Per chi lo possiede, le vacanze natalizie sono una buona occasione per rispolverarlo. Per chi non l’hai mai ascoltato, dovete ascoltarlo, sapendo che il genere è un rock non troppo ruvido, ma secco e pulito, puramente anni 70’, adattato alla recitazione e quindi al musical. Insomma se già sapete che non fa per voi, lasciate perdere. Ma se potrebbe piacervi, allora vivetelo.
Che interpretazione!! Musica essenziale, vibrante, ispirante, senza artefatti e sorretta da voci divine. Estremamente vario e con alcuni cambi davvero suggestivi.

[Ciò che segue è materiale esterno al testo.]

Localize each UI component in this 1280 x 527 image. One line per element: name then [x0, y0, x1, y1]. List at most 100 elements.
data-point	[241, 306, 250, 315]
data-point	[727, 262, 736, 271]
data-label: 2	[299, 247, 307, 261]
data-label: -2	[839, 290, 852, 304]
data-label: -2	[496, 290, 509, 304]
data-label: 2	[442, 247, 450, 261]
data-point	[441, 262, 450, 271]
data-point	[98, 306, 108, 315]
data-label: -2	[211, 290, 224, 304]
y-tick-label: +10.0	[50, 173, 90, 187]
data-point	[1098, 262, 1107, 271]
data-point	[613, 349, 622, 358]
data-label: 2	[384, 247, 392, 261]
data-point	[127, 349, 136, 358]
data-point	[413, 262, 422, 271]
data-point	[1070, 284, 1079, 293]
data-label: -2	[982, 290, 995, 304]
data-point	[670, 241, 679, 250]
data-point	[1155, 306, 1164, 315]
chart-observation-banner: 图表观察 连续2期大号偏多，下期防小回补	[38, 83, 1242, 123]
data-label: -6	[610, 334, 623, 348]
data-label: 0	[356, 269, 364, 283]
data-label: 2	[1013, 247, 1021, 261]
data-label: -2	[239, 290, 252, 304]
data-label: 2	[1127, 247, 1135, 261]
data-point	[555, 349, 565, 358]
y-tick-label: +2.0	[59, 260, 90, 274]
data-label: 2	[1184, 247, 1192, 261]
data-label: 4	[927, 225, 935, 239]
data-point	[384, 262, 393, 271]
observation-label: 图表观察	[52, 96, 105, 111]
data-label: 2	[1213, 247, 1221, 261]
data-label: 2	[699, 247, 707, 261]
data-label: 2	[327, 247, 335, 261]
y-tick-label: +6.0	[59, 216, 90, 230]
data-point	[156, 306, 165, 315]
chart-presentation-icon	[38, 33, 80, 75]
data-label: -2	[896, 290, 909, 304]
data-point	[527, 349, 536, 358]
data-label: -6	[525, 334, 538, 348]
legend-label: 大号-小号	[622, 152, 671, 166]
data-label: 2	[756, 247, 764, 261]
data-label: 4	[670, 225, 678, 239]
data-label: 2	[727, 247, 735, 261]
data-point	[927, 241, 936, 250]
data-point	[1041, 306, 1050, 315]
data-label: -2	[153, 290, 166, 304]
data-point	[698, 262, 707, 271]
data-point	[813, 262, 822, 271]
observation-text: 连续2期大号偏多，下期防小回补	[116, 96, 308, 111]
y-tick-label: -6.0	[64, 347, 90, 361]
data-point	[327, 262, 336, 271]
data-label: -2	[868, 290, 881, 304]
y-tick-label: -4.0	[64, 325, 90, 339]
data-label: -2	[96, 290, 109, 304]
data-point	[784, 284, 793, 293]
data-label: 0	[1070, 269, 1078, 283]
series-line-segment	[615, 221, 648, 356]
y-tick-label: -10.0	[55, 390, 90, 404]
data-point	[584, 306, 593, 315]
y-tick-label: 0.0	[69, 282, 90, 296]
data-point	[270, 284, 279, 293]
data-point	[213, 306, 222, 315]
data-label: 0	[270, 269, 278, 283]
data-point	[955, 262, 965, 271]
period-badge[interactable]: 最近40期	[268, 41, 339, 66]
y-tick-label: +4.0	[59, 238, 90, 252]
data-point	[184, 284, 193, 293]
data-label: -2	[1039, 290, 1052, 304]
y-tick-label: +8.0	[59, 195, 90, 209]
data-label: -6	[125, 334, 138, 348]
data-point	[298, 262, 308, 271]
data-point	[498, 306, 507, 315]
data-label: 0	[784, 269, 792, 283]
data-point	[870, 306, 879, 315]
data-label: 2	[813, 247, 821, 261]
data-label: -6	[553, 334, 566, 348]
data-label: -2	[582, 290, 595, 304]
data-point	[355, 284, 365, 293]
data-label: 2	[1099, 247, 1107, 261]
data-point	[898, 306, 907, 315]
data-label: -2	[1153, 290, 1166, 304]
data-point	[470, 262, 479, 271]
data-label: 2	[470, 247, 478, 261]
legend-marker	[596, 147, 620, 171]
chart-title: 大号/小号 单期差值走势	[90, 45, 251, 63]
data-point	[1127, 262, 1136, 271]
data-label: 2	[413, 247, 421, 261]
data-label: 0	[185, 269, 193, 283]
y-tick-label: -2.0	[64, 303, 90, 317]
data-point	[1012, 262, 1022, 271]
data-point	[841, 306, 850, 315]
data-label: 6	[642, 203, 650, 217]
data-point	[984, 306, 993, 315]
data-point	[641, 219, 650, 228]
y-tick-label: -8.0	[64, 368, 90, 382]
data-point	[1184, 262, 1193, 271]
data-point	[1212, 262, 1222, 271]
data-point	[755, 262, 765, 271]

L’hanno pure masterizzato questo doppio cd, ma non serviva. Anzi, io lo preferisco originale, con i volumi tutti per i cazzi loro. Voglio dire, quei ragazzi si son messi li a sputare l’anima in quei microfoni e se prendono un alto troppo alto o un medio troppo medio, fa niente. Ci sono generazioni di appassionati ascoltatori che sanno che in quella canzone in quel secondo quel cantante sembra quasi stonare un acuto, però non da fastidio, anzi si capisce che è al culmine della sua interpretazione e che la sua cordicina vocale sinistra non può far di più. A me in quel secondo di quella canzone scende un brivido lungo la schiena, come se vivessi anch’io lo stesso struggente sforzo interpretativo. Non mi serve che sistemi le cose con il computer e mi rendi tutto più equilibrato e bilanciato. Io amo il rock perché mi sbilancia, perché è squilibrato e imperfetto, come tutti noi. Sono dei fottuti talenti e cantano così, con passione e piccole impurità. Non trituriamo le loro anime vocali dentro impastatori elettronici di bit.